Monday 1 November 2021

Binary Search Tree (BST) Operations

The following operations are performed on a binary search tree...
1.    Search
2.    Insertion
3.    Deletion

1) Search operation

Binary search trees are called “search trees” because they make searching for a certain value more efficient than in an unordered tree. In an ideal binary search tree, we do not have to visit every node when searching for a particular value.

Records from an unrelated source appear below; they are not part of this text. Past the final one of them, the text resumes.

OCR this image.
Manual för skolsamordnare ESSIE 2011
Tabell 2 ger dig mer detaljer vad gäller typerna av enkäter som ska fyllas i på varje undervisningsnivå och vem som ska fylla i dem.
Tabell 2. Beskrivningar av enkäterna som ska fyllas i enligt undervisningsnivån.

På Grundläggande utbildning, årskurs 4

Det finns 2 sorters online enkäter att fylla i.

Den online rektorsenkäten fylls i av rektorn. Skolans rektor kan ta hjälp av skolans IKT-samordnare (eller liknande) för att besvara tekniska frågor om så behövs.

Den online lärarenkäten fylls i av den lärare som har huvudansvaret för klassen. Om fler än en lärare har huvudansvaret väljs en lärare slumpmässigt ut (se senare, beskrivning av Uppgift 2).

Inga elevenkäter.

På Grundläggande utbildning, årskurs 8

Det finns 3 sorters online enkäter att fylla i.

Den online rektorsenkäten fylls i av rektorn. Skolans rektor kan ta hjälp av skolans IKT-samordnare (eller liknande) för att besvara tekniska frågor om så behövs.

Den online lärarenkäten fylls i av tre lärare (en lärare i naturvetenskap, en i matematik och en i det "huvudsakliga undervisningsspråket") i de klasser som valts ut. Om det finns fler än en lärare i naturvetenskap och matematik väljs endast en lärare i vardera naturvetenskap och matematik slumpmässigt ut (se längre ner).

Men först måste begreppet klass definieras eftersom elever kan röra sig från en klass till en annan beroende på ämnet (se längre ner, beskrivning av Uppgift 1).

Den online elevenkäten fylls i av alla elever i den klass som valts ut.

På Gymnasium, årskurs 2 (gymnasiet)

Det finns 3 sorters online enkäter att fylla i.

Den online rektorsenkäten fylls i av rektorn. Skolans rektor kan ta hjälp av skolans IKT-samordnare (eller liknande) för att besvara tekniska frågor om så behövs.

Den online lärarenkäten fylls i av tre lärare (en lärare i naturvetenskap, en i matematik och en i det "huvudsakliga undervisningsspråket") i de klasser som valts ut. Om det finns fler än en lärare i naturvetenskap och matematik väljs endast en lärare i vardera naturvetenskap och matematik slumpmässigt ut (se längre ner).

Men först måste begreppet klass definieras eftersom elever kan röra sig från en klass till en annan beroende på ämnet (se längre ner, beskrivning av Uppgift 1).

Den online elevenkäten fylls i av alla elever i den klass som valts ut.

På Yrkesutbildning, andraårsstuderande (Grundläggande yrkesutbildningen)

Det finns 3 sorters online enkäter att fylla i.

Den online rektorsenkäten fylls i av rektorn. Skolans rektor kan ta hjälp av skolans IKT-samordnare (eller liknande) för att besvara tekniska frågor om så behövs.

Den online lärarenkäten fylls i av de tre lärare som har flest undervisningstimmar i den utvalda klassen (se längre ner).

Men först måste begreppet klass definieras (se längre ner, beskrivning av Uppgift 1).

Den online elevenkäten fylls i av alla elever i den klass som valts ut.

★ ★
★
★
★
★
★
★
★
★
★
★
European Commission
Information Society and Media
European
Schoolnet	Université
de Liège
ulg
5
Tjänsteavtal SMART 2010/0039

Here is how we search in a binary search tree:

  1. Read the search element from the user.
  2. Compare the search element with the value of root node in the tree.
  3. If both are matched, then display "Given node is found!!!" and terminate the function
  4. If both are not matched, then check whether search element is smaller or larger than that node value.
  5. If search element is smaller, then continue the search process in left subtree.
  6. If search element is larger, then continue the search process in right subtree.
  7. Repeat the same until we find the exact element or until the search element is compared with the leaf node
  8. If we reach to the node having the value equal to the search value then display "Element is found" and terminate the function.
  9. If we reach to the leaf node and if it is also not matched with the search element, then display "Element is not found" and terminate the function.


2) Inserting

New nodes in a binary search tree are always added at a leaf position. Performing a search can easily find the position for a new node.


3) Deleting

When removing from a binary search tree, we are concerned with keeping the rest of the tree in the correct order. This means removing is different depending on whether the node we are removing has children. There are three cases:

Case (1): If the node being removed is a leaf, it can simply be deleted.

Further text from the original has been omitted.